A Tensor of type float32.


tf.fake_quant_with_min_max_vars_gradient(gradients, inputs, min, max, name=None)

Compute gradients for a FakeQuantWithMinMaxVars operation.

Args:
  • gradients: A Tensor of type float32. Backpropagated gradients above the FakeQuantWithMinMaxVars operation.
  • inputs: A Tensor of type float32. Values passed as inputs to the FakeQuantWithMinMaxVars operation. min, max: Quantization interval, scalar floats.
  • min: A Tensor of type float32.
  • max: A Tensor of type float32.
  • name: A name for the operation (optional).
Returns:

A tuple of Tensor objects (backprops_wrt_input, backprop_wrt_min, backprop_wrt_max).

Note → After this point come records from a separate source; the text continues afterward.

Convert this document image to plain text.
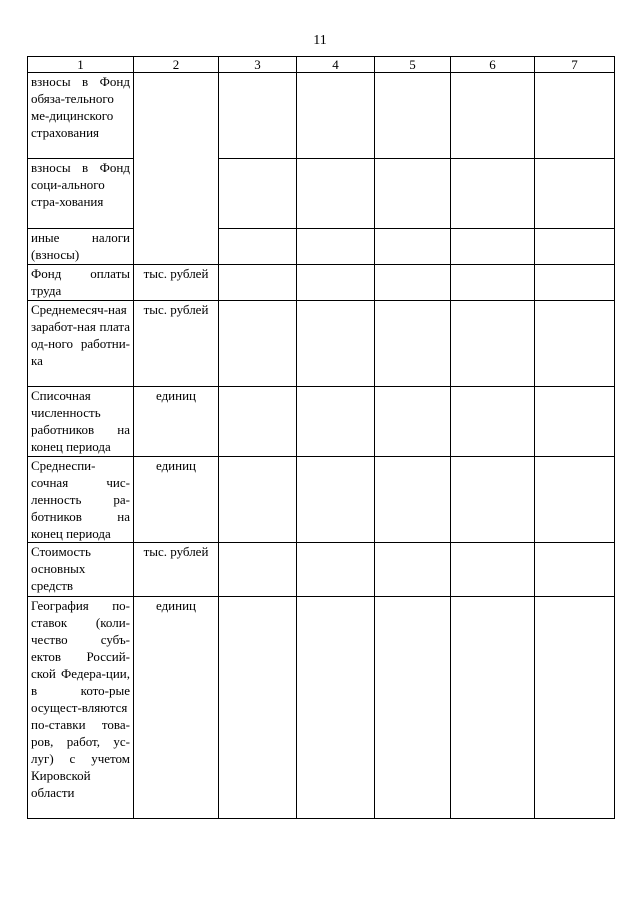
11
1	2	3	4	5	6	7
взносы в Фонд обяза-тельного ме-дицинского страхования						
взносы в Фонд соци-ального стра-хования						
иные налоги (взносы)						
Фонд оплаты труда	тыс. рублей					
Среднемесяч-ная заработ-ная плата од-ного работни-ка	тыс. рублей					
Списочная численность работников на конец периода	единиц					
Среднеспи-сочная чис-ленность ра-ботников на конец периода	единиц					
Стоимость основных средств	тыс. рублей					
География по-ставок (коли-чество субъ-ектов Россий-ской Федера-ции, в кото-рые осущест-вляются по-ставки това-ров, работ, ус-луг) с учетом Кировской области	единиц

  • backprops_wrt_input: A Tensor of type float32. Backpropagated gradients w.r.t. inputs: gradients * (inputs >= min && inputs <= max).
  • backprop_wrt_min: A Tensor of type float32. Backpropagated gradients w.r.t. min parameter: sum(gradients * (inputs < min)).
  • backprop_wrt_max: A Tensor of type float32. Backpropagated gradients w.r.t. max parameter: sum(gradients * (inputs > max)).

tf.fake_quant_with_min_max_vars_per_channel(inputs, min, max, name=None)

Fake-quantize the 'inputs' tensor of type float and one of the shapes: [d],

[b, d] [b, h, w, d] via per-channel floats min and max of shape [d] to 'outputs' tensor of same shape as inputs.

[min; max] is the clamping range for the 'inputs' data in the corresponding depth channel. Op divides this range into 255 steps (total of 256 values), then replaces each 'inputs' value with the closest of the quantized step values.

This operation has a gradient and thus allows for training min and max values.

Args:
  • inputs: A Tensor of type float32.
  • min: A Tensor of type float32.
  • max: A Tensor of type float32.
  • name: A name for the operation (optional).
Returns:

A Tensor of type float32.


tf.fake_quant_with_min_max_vars_per_channel_gradient(gradients, inputs, min, max, name=None)

Compute gradients for a FakeQuantWithMinMaxVarsPerChannel operation.

Args:
  • gradients: A Tensor of type float32. Backpropagated gradients above the FakeQuantWithMinMaxVars operation, shape one of: [d], [b, d], [b, h, w, d].
  • inputs: A Tensor of type float32. Values passed as inputs to the FakeQuantWithMinMaxVars operation, shape same as gradients. min, max: Quantization interval, floats of shape [d].
  • min: A Tensor of type float32.
  • max: A Tensor of type float32.
  • name: A name for the operation (optional).
Returns:

A tuple of Tensor objects (backprops_wrt_input, backprop_wrt_min, backprop_wrt_max).

  • backprops_wrt_input: A Tensor of type float32. Backpropagated gradients w.r.t. inputs, shape same as inputs: gradients * (inputs >= min && inputs <= max).
  • backprop_wrt_min: A Tensor of type float32. Backpropagated gradients w.r.t. min parameter, shape [d]: sum_per_d(gradients * (inputs < min)).
  • backprop_wrt_max: A Tensor of type float32. Backpropagated gradients w.r.t. max parameter, shape [d]: sum_per_d(gradients * (inputs > max)).